The same thing that’s plagued Annie Whiteley’s Top Alcohol Funny Car team all year struck again at the Ford Performance Nationals at The Strip at Las Vegas Motor Speedway: the clutch – or, more specifically, its periodic, unpredictable inconsistency.

“The clutch discs are wearing in the middle,” Whiteley explained. “It’s like we’re ‘clutch light’ [not enough counterweight]. We’re not. But it looks like we are. If we were, that would be something completely different. It’s not like it happens once every 10 runs – it’s more like once every five or six runs. It happened in the final round at Reading [where she blew the tires off and lost to Phil Esz after making five straight runs in the 5.40s], and it’s something we’ve got to figure out.”

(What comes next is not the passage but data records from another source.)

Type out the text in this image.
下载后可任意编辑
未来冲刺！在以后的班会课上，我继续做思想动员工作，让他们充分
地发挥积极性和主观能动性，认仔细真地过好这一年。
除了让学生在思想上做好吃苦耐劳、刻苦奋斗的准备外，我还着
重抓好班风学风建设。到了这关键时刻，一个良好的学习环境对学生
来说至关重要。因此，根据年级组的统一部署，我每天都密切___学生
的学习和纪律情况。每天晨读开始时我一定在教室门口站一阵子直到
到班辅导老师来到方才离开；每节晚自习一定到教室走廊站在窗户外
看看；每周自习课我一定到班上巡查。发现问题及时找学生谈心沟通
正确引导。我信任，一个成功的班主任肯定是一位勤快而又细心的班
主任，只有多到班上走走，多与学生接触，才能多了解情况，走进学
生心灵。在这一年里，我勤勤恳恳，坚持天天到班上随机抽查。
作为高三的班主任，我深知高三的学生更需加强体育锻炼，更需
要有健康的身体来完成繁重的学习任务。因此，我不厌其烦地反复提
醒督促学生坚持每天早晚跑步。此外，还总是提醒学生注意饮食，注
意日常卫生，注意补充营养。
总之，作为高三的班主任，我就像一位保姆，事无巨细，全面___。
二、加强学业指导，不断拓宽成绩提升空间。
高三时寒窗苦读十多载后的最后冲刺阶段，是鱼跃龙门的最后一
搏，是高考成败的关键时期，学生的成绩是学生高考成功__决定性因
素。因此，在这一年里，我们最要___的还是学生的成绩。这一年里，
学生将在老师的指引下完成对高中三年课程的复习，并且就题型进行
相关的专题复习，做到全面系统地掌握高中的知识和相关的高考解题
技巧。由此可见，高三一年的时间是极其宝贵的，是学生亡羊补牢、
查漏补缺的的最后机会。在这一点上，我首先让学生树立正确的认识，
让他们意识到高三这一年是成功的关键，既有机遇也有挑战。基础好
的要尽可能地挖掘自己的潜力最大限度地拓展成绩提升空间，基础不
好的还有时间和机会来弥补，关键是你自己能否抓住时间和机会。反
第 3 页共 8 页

Whiteley laid down one good qualifying lap after another, as she usually does, charging past the half-track mark at more than 210 mph and storming to a 5.511 at 265.12 mph right off the trailer. She followed with an unerringly consistent 5.52/264 and a steady 5.519/263.87 in last-shot qualifying that put her in the No. 6 spot entering eliminations but just a couple hundredths from No. 2.

A huge favorite in the first round against No. 11 qualifier Doug Schneider, Whiteley didn’t disappoint, trouncing Schneider, who competes infrequently and qualified with a career-best 5.59, by almost two full tenths of a second on the leave, .059 to .252. She pulled steadily away for a runaway win with a pass almost identical to her qualifying efforts, 5.52/262 while Schneider trailed with a distant 6.81/239.27.

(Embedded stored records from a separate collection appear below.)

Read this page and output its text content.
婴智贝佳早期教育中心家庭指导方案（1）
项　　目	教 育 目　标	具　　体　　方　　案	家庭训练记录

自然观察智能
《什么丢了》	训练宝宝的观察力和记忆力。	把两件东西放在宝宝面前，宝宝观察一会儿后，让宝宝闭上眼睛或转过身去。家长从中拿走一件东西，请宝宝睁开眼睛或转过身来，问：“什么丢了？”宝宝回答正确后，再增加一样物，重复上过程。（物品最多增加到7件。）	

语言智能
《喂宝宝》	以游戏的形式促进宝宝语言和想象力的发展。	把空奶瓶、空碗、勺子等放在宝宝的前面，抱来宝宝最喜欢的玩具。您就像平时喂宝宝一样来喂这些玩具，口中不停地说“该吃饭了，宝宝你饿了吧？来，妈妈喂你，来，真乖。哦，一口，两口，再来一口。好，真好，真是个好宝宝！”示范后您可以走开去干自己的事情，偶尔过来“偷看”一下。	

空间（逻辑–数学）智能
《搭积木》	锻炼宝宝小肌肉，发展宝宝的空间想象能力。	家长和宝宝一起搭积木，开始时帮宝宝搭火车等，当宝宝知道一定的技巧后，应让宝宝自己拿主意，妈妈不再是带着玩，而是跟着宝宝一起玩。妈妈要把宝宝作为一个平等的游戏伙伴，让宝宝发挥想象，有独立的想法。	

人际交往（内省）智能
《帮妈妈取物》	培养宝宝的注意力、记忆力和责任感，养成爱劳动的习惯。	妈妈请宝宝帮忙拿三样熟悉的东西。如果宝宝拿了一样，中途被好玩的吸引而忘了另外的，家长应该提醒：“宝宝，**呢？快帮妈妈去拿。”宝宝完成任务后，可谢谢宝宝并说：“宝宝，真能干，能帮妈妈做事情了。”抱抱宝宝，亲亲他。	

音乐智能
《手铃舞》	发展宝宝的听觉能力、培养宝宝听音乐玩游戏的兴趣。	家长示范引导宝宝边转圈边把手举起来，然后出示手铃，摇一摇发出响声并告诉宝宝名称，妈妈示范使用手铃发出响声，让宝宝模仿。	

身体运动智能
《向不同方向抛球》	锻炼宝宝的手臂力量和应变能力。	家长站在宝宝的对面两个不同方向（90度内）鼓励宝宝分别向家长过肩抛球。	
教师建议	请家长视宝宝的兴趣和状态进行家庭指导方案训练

It was in the quarterfinals that misleading clutch readings doomed the J&A Service/YNot team. It wasn’t that the car smoked the tires out of nowhere; it’s that crew chief Mike Strasburg didn’t have as much clutch in the car as he otherwise would have and that the car didn’t run what it should have. Whiteley got opponent Bob McCosh, who’s rumored to be moving to the fuel ranks next season, at the Tree with an excellent .039 light but he flat outran her, 5.49/262 to 5.54/263.

“Mike will say, ‘I think I know what it is,’ and then we’ll make a run and he’ll say, ‘That didn’t change it. That didn’t fix it,’ ” Whiteley said. “It’s bitten us several times this year, and it’s driving him nuts. It doesn’t make sense.”